Vengeance pour un mort
C’est un homme tout à fait ordinaire, ajouta-t-il dans l’espoir que la conversation prendrait un autre tour.
— À quoi ressemble-t-il ?
— Il a des cheveux et une barbe noires. Et ses yeux aussi sont noirs, me semble-t-il, mais c’est difficile à dire, les volets de sa chambre sont tout le temps fermés.
— Comme quelqu’un du Sud ?
— Peut-être bien. Mais sa peau n’est pas plus sombre que la tienne, et sa façon de parler ne nous apprend rien. Il ne parle pas beaucoup, il est trop malade pour ça. Dis, on nous ressert bientôt à manger ?
— Pas avant la fin de la danse, mais ça vaut le coup d’attendre. Il y a trois moutons rôtis, des volailles en sauce et aussi un chevreau. J’étais à la cuisine quand elles ont terminé de le préparer. Mais ne va pas dire que tu es au courant.
— Bien sûr que non. Allons voir si tout est prêt.

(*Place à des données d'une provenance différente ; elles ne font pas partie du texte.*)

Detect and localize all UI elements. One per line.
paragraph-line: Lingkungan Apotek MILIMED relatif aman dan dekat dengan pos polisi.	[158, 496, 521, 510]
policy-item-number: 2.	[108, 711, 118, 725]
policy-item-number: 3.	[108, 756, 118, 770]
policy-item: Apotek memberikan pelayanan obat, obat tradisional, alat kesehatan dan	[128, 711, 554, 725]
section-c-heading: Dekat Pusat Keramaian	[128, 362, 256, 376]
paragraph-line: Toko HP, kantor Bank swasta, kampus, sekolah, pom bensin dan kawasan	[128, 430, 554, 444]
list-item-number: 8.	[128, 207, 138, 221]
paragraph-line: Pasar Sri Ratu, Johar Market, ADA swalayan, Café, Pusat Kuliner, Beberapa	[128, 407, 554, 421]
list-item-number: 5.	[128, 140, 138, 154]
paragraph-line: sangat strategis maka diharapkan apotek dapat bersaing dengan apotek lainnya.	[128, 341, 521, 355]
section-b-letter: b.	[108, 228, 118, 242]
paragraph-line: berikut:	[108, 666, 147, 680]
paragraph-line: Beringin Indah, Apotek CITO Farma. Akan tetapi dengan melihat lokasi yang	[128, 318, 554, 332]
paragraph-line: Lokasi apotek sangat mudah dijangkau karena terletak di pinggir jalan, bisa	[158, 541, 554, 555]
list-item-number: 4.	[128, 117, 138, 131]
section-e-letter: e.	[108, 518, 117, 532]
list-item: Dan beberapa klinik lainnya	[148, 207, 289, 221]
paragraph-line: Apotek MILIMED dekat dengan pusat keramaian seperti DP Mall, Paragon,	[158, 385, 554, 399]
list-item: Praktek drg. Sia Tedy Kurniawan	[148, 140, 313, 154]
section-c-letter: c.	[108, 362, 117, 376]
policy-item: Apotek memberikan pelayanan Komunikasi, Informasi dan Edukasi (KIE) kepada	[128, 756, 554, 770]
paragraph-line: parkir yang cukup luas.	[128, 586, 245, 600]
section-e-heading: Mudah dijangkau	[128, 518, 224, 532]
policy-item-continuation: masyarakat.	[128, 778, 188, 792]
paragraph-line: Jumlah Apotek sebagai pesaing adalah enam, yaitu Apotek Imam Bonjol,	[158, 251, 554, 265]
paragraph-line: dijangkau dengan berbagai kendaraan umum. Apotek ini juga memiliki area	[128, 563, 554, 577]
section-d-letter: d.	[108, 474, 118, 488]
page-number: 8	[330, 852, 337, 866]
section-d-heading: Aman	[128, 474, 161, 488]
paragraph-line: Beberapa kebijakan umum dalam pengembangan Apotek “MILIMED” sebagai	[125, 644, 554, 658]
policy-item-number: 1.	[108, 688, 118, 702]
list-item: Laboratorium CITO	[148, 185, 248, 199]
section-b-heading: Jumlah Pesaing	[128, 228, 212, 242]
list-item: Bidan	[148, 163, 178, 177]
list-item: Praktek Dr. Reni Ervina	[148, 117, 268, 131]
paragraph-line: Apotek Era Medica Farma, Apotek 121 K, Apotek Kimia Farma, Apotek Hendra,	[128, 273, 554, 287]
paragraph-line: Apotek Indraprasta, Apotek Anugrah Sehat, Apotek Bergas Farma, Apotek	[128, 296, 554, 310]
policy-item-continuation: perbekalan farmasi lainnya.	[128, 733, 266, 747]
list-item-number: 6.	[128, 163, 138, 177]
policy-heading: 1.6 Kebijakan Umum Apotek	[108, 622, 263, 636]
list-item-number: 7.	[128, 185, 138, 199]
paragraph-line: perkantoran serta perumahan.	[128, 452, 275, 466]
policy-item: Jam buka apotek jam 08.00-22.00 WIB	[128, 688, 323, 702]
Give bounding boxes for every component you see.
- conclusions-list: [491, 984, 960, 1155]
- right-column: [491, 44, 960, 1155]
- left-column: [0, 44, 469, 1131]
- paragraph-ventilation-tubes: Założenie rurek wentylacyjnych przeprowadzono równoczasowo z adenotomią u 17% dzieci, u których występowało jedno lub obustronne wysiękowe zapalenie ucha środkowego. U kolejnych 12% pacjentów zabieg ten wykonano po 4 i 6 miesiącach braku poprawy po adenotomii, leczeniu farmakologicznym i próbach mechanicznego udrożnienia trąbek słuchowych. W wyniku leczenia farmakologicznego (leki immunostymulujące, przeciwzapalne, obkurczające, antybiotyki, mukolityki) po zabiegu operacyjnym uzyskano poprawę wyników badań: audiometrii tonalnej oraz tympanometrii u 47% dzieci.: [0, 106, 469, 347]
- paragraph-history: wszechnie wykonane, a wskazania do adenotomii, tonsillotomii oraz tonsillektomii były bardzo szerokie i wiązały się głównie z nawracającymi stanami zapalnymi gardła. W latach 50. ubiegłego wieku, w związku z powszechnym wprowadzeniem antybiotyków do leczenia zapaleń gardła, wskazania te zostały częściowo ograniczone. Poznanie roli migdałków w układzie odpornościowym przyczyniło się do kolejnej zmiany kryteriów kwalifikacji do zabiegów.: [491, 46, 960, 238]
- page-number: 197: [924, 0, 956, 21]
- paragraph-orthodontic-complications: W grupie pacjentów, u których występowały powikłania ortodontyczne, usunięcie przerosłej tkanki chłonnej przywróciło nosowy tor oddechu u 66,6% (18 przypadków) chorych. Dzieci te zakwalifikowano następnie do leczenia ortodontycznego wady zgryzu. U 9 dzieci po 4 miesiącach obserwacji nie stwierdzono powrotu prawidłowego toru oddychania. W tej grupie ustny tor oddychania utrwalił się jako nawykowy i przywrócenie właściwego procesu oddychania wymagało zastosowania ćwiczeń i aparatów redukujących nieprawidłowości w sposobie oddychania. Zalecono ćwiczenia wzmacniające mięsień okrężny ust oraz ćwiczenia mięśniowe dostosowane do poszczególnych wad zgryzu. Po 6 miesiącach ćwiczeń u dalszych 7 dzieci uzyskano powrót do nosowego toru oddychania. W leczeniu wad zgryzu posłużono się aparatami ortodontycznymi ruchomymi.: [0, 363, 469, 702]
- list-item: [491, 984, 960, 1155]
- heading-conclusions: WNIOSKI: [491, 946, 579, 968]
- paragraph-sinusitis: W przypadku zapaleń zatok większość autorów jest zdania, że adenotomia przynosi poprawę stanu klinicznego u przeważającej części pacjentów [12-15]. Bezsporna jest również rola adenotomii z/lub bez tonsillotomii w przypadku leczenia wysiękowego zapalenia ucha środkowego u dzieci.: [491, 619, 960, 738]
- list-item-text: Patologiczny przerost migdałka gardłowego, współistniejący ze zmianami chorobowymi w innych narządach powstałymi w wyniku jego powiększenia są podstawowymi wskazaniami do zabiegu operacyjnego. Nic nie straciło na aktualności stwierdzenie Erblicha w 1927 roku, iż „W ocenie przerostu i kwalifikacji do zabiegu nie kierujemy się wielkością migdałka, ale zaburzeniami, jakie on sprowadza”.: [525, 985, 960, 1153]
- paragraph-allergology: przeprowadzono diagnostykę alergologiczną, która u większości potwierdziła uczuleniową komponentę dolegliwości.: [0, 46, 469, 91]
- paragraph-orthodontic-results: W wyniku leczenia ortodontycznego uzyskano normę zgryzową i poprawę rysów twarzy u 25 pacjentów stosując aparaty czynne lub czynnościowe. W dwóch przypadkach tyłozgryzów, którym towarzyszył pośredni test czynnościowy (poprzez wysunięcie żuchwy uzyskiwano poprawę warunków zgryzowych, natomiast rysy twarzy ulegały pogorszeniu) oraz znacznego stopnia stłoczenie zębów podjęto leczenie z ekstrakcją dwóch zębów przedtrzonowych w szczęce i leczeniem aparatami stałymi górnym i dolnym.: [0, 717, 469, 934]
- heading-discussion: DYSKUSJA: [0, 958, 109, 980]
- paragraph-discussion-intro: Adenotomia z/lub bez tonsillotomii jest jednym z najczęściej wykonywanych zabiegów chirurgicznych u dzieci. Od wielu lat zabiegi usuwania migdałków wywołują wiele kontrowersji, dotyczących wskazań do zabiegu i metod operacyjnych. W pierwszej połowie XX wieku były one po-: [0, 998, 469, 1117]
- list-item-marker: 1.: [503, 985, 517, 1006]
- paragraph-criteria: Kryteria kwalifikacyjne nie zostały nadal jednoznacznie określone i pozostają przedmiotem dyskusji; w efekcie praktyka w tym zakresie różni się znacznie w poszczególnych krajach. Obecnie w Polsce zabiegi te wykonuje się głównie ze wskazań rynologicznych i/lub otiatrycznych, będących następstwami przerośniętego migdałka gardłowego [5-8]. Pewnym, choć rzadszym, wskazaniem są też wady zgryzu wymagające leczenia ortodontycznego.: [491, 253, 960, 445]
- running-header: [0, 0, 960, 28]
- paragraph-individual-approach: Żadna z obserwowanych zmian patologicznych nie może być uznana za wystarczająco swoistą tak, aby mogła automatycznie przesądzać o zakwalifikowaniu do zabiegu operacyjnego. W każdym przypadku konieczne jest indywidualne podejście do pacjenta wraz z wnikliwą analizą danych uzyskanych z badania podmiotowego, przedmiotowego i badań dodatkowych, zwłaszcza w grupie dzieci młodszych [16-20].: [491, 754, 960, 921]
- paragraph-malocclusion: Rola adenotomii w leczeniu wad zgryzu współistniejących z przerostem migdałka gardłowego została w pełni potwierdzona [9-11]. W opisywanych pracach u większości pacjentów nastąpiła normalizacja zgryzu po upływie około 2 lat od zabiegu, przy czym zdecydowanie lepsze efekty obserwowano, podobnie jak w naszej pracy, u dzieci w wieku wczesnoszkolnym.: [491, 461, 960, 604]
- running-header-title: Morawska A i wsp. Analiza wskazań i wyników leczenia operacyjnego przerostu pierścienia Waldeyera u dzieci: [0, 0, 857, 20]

Abram Dayot se leva et déplia son grand corps dégingandé. Il trébucha et faillit renverser une cruche de vin que son voisin rattrapa de justesse.
— Cet été, je n’ai pas arrêté de grandir, dit-il comme pour s’excuser. Je ne me rends pas compte où sont mes pieds.
— J’aimerais bien être aussi grand que toi, fit Yusuf avant que les deux garçons ne prennent le chemin des cuisines.
Les cuisinières avaient fini de découper les moutons rôtis ; sur les tables, les plats de viandes braisées, rôties ou en ragoût se vidaient. Serviteurs et servantes passaient et repassaient, remplissant des pots de vin qu’ils déposaient sur les tables à côté de cruches d’eau et de boissons fraîches parfumées à la menthe, destinées à étancher la soif née du festin, des bavardages et des danses.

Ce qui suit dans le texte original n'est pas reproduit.